E poi c’è il cinema su Aldo Moro: da Todo Modo a Il caso Moro, da Buongiorno, notte a Piazza delle cinque lune. Il primo è un film difficile da vedere, come del resto alcuni altri della rassegna. Quanto ci è voluto per recuperare tutto questo materiale?

Si è trattato di un lungo e delicato lavoro per il quale si deve rendere merito a Domenico Monetti e Luca Pallanch della Cineteca Nazionale, artefici per altro dell’organizzazione dei preziosissimi incontri alla sala Trevi che vedono la partecipazione di registi, sceneggiatori, attori, giornalisti di primissimo piano.

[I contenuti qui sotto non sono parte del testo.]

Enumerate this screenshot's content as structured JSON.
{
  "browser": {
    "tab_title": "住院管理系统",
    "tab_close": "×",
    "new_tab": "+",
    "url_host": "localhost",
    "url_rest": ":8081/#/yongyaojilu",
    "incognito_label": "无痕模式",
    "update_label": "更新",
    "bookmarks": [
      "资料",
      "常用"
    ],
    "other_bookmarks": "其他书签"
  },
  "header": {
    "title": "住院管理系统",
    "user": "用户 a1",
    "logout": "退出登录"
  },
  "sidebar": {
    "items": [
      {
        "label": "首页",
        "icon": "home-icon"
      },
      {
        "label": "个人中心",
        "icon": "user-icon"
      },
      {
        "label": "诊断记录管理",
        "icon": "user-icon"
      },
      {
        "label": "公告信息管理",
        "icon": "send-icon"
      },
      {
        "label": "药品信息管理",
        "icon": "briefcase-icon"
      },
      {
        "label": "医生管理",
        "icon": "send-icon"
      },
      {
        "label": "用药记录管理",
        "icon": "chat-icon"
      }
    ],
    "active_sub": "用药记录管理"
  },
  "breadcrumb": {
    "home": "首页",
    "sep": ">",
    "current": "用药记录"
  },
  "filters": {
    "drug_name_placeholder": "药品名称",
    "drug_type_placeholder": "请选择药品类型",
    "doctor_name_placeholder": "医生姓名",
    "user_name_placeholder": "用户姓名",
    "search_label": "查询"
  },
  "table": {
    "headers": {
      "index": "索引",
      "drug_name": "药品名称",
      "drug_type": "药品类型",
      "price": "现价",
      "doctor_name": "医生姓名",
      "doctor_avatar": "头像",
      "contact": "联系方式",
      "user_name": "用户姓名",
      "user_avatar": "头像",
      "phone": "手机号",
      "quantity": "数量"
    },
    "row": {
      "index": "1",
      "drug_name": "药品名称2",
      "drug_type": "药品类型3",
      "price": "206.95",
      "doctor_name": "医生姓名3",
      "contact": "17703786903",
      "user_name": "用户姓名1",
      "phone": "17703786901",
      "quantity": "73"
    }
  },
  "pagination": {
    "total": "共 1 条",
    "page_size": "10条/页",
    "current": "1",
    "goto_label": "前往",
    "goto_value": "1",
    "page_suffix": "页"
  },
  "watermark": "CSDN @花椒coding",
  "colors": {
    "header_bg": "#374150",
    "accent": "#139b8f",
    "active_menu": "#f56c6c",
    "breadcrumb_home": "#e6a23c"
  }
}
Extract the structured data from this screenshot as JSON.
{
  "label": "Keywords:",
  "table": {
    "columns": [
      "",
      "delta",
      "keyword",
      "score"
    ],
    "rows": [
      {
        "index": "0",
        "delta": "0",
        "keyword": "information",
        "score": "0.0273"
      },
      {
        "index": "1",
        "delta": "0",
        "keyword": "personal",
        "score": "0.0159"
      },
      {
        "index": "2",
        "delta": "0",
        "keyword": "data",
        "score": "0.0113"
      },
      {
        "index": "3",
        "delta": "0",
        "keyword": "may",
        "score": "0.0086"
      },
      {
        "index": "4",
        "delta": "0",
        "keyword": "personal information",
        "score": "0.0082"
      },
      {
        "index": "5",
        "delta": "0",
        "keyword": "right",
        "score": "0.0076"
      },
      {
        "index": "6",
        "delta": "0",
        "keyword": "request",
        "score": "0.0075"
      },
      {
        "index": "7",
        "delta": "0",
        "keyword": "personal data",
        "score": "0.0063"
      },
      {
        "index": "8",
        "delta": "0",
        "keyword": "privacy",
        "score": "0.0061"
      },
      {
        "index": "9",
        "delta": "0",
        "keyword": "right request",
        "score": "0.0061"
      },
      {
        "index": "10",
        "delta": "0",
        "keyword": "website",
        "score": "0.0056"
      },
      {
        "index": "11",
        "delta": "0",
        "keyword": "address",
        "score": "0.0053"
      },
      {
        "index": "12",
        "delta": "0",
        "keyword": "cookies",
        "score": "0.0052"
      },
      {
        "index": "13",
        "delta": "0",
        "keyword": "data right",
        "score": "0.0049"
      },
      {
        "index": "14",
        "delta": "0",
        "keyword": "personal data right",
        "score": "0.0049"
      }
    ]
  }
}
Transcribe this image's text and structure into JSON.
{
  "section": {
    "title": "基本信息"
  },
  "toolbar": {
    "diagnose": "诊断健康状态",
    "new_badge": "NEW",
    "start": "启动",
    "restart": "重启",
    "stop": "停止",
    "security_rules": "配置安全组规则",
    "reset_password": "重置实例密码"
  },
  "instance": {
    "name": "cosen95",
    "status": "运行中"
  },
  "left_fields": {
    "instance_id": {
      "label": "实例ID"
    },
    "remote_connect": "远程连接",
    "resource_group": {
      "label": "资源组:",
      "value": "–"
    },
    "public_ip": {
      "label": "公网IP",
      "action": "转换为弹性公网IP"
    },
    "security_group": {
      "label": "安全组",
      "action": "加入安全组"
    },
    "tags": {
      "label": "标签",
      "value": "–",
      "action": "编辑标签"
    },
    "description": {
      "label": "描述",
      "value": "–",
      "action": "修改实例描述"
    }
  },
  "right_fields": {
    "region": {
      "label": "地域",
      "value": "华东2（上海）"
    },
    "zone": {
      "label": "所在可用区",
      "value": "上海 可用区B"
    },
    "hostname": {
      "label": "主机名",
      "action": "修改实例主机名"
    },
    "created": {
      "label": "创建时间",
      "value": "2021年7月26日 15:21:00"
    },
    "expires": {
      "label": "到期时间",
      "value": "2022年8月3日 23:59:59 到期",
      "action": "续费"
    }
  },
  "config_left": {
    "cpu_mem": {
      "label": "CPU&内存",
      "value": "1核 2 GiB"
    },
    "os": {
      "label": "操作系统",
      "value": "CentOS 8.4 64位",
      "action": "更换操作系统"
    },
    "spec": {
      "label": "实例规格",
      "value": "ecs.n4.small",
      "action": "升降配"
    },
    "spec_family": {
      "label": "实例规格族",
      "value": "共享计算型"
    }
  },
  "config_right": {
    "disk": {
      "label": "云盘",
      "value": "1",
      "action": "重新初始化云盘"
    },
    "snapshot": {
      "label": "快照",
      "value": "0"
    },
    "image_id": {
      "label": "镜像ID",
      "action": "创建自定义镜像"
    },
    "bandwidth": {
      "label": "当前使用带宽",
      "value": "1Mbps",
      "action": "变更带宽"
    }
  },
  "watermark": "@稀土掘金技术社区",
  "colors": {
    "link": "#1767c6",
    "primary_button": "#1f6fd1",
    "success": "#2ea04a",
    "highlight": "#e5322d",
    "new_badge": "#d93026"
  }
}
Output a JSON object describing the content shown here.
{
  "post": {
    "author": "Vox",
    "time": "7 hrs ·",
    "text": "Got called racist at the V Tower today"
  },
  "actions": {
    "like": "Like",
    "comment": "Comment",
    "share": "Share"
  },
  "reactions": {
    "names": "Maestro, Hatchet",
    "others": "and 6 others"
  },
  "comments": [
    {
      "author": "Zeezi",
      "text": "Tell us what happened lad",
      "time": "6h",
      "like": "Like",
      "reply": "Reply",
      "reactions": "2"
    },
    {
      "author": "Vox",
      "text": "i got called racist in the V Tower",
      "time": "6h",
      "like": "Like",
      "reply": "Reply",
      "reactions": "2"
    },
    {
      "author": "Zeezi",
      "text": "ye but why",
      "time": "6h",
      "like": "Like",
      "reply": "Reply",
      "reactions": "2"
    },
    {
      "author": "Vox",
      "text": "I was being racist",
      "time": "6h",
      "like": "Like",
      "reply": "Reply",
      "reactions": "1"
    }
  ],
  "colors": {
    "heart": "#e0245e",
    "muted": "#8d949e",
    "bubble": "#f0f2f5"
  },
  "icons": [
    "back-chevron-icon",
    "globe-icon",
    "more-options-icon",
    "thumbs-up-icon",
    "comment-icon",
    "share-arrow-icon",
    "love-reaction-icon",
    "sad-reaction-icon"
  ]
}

Alcuni film sono dei veri e propri capolavori. Pensiamo a Il Terrorista di Gianfranco Bosio. Film precedente alla stagione cosiddetta degli anni di piombo ma pieno di utilità storica e di valore cinematografico. Parliamone in attimo di questo gioiello presente nella rassegna….

Il film di De Bosio costituisce un’interessantissima riflessione sulla storia italiana più recente, ma anche su un periodo già ampiamente percorso da fremiti inquietanti. Nel 1963 infatti, ancora in sintonia con la tradizione cinematografica del dopoguerra e concludendo il ciclo dei film resistenziali sul periodo fascista, Il terrorista, porta l’attenzione sulla vicenda di Renato Braschi (Gian Maria Volonté), esponente del Partito d’Azione e capo di un gruppo di partigiani deciso a proseguire le sue azioni di sabotaggio nella Venezia della Repubblica di Salò, nonostante l’invito dei superiori alla prudenza e alla sospensione degli attentati. Come ha sottolineato Maurizio Fantoni Minnella, «è la prima volta che il termine “terrorista”, come sostantivo riferito ad una specifica condizione umana e politica, fa la sua apparizione in ambito strettamente cinematografico». Di particolare importanza è infatti quest’opera per il rilievo che in essa viene dato alla delicata questione semantica relativa al sostantivo “terrorismo”, definizione che, come è noto, è tuttora fermamente respinta dagli ex brigatisti e da loro attribuita a chi, differentemente dalla loro strategia mirata a precisi obiettivi politici, ha utilizzato l’esplosivo e la violenza indiscriminata tipica dello stragismo. Nel film di De Bosio assume una specifica valenza la scena in cui si vedono raccolti intorno ad un tavolo i rappresentanti del Comitato di Liberazione Nazionale all’indomani di un sanguinoso attentato ai danni dei tedeschi da parte dei partigiani: da un lato ci sono i Liberali, che si dichiarano favorevoli ai sabotaggi ma non alle azioni terroristiche con morti e bombe, dall’altro l’esponente del Partito d’Azione, secondo il quale il vero terrorismo è quello dei tedeschi e delle loro rappresaglie (si pensi agli echi dell’eccidio delle Fosse Ardeatine seguito all’attentato di via Rasella).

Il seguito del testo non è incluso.